QuiddiKey®
Intrinsic ID QuiddiKey is a hardware IP solution that enables device manufacturers and designers to secure their products with internally generated, device-unique cryptographic keys without the need for adding costly, security-dedicated silicon. QuiddiKey uses the inherently random start-up values of SRAM as a physical unclonable function (PUF), which generates the entropy required for a strong hardware root of trust. QuiddiKey IP can be applied easily to almost any chip – from tiny microcontrollers (MCUs) to high-performance systems-on-chip (SoCs). SRAM is a standard component available upon initial release of any process technology; because it uses SRAM as a PUF source, Quiddikey IP can be used with any foundry and process-node technology. QuiddiKey has been deployed and proven in hundreds of millions of devices certified by EMVCo, Visa, CC EAL6+, PSA, IoXt, and governments across the globe.
Features
- Uses standard SRAM start-up values as a PUF to create a hardware root of trust
- Root key is never stored, but re-created from the PUF each time it is needed
- Offers key provisioning, wrapping, and unwrapping to enable secure key storage across the supply chain and for the lifetime of the device
- Keys are bound to the device and can only be recreated and accessed on the device they have been created on
- Configurations can be customized for your application
- Custom driver API for easy integration
- Deployed in hundreds of millions of production devices over more than a decade
Benefits
- Offers a higher level of security than traditional key storage in NVM such as secure flash, OTP or e-fuses
- Enables designers to create and store an unlimited number of keys securely in unprotected NVM on/off chip
- Minimizes overhead through optimized hardware design
- Eliminates the need for centralized key management and programming
- Highly reliable secure key storage solution in the most advanced technology nodes
Why You Need QuiddiKey
Secure supply chain: Each QuiddiKey user can generate an unlimited number of device-unique keys. None of these keys are ever stored on the device. This means that each user in the supply chain can derive their own device-unique keys and import and protect other secrets, without these keys or secrets being known to the manufacturer or other supply-chain users. The QuiddiKey wrapping functionality enables supply-chain applications and IP to be securely and reliably protected – for the lifetime of the device – prior to being deployed in the field.
Protection against reverse-engineering, counterfeiting/cloning: QuiddiKey protects firmware IP by encrypting it with a PUF-derived encryption key that is locked to the hardware instance of the device. If the firmware IP tied to a device with QuiddiKey is copied to other device instances, these rogue devices cannot unlock the IP or use it, because every device has a different hardware fingerprint.
Other use cases: Secure key storage, flexible key provisioning, HW-SW binding, secure communication, authentication
QuiddiKey Configurations
QuiddiKey is available in off-the-shelf configurations with size ranging between 24k and 50k gates. Configurations differ according to functionality, performance and compliance, enabling options customized to the needs of your application (options are shown in parentheses in the chart, below; configurations that include options will have gate-counts at the higher end of the range).

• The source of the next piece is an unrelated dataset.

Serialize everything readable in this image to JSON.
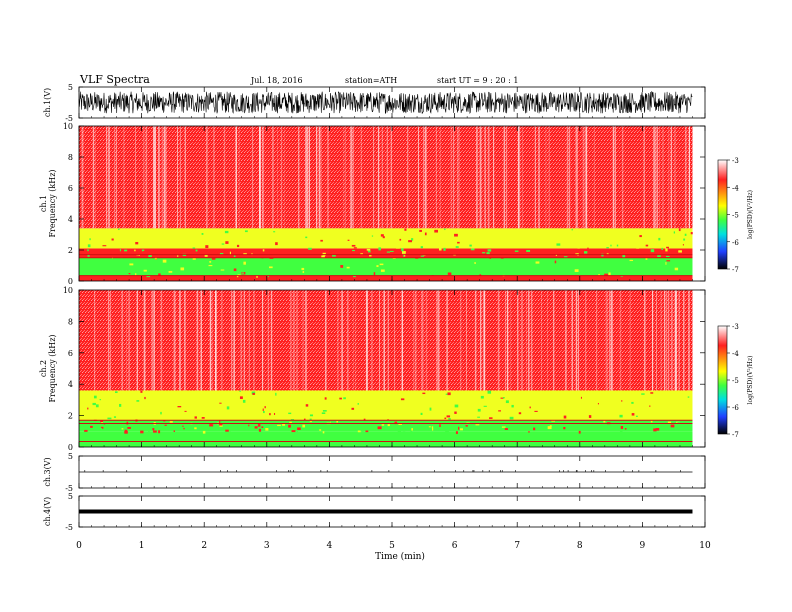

| QuiddiKey Configurations | QuiddiKey-Safe | QuiddiKey-Plus |
|---|---|---|
| Generate device-unique keys | ✓ | ✓ |
| Generate random values | ✓ | ✓ |
| Wrap and unwrap keys | (✓) |
|
| Size (k gates) | 24 | 38-50 |
| Security strength (bits) | 256 | 256 |
| Maximum key length (bits) | 4096 | 4096 |
| Time to root key (k cycles) | 149 | 50-68 |
| SRAM required for PUF (KB) | 2 | 2-4 |
| NIST approved algorithms | AES, SHA-256, HMAC-SHA |
|
| CAVP for DRBG (NIST SP 800-90A) | (✓) |
|
| Interface | APB | APB |
| Logic BIST | (✓) | (✓) |
| SRAM health checks | ✓ | ✓ |
| SRAM anti-aging | ✓ | ✓ |
| Diagnostics | ✓ | ✓ |
| Driver | ✓ | ✓ |
| Attack countermeasures | ✓ | Extended |
Operational Range
QuiddiKey has been deployed on MCUs/SoCs/ASICs in a diverse set of foundry/process node combinations. SRAM PUF responses across this diverse array have been qualified for use with QuiddiKey in a wide range of operational environments, over years of field operation.
Deliverables
QuiddiKey IP can be integrated easily into any semiconductor design across all foundries and process nodes. Standard deliverables include:
- Synthesizable RTL netlist (VHDL and Verilog)
- VHDL test bench with supporting files
- Design Compiler synthesis constraints (tcl)
- QuiddiKey Driver API for easy integration
- QuiddiKey register description (IP-XACT)
- Datasheet, integration manual and driver documentation
Driver Eases Integration
The QuiddiKey driver eases the use of the QuiddiKey HW IP for developers in an embedded software environment. It is delivered as C source code and comes with a reference manual, integration tests and the QuiddiKey register description.